Poucos são os casos nos quais a disciplina da Igreja mudou tão completamente como nesse que regulava ou, mais ainda, proibia a transferência de um bispo de sua sede, na qual fora consagrado, para outra diocese. As razões em que tal proibição se apoiavam eram que usualmente acontecia que as menores e menos importantes sedes eram desprezadas, e havia uma constante tentação para os bispos de tais sedes de se fazerem populares com pessoas importantes de outras dioceses, com a esperança de promoção.

Ao lado desta objeção à transferência, Santo Atanásio menciona uma razão espiritual, qual seja, a diocese era a esposa do bispo e aquele que a abandonava e assumia outra cometia um ato de injustificável divórcio e subsequente adultério.

O cânon XIV dos Cânones Apostólicos não proibia absolutamente esta prática, mas a permitia com uma justa razão e, embora o Concílio de Nicéia seja mais rigoroso, tanto quanto indicam suas palavras, proibindo aparentemente transferência em qualquer circunstância, contudo, de fato, esse Concílio concedia e aprovava transferência.

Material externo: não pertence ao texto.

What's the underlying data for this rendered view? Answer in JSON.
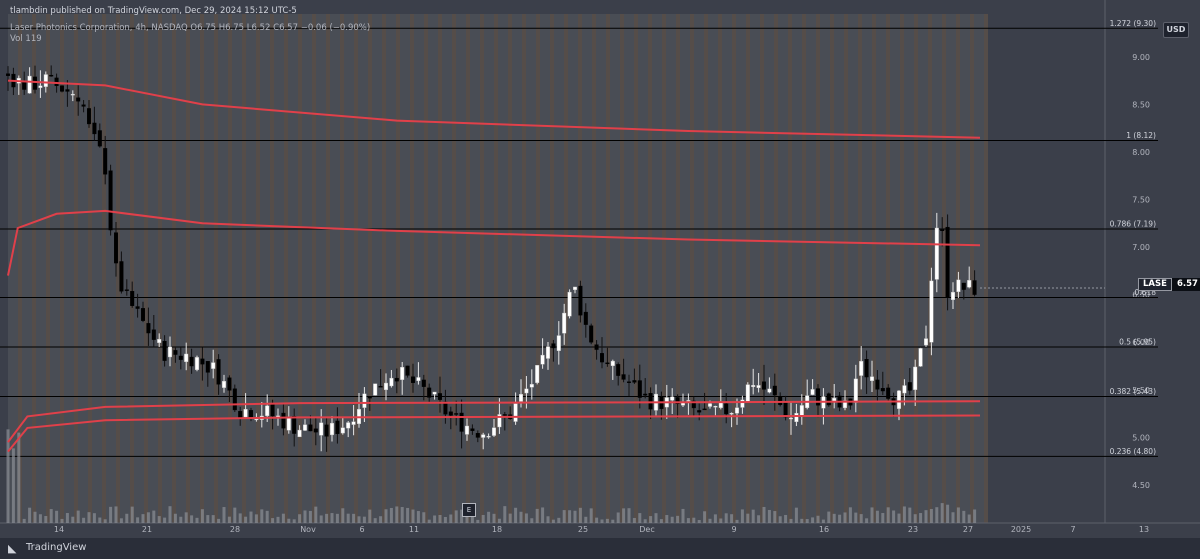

No entanto, o pensamento geral da Igreja primitiva era certamente mais severo contra todas essas impróprias transferências do encargo episcopal. Não há dúvida que a razão principal pela qual São Gregório Nazianzeno resignou a Presidência do I Concílio de Constantinopla foi porque tinha sido transferido de sua obscura sede de Sasima (não Nazianzo, como disseram Sócrates e Jerônimo) para a Cidade Imperial.

Dos cânones de alguns concílios provinciais, e especificamente dos III e IV Concílios de Cartago, fica evidente que a despeito das proibições conciliares e papais, se realizavam transferências, feitas pela autoridade de sínodos provinciais e sem consentimento do Papa. Mas fica evidente também que essa autoridade era demasiado fraca, sendo freqüentemente invocada a ajuda do poder secular.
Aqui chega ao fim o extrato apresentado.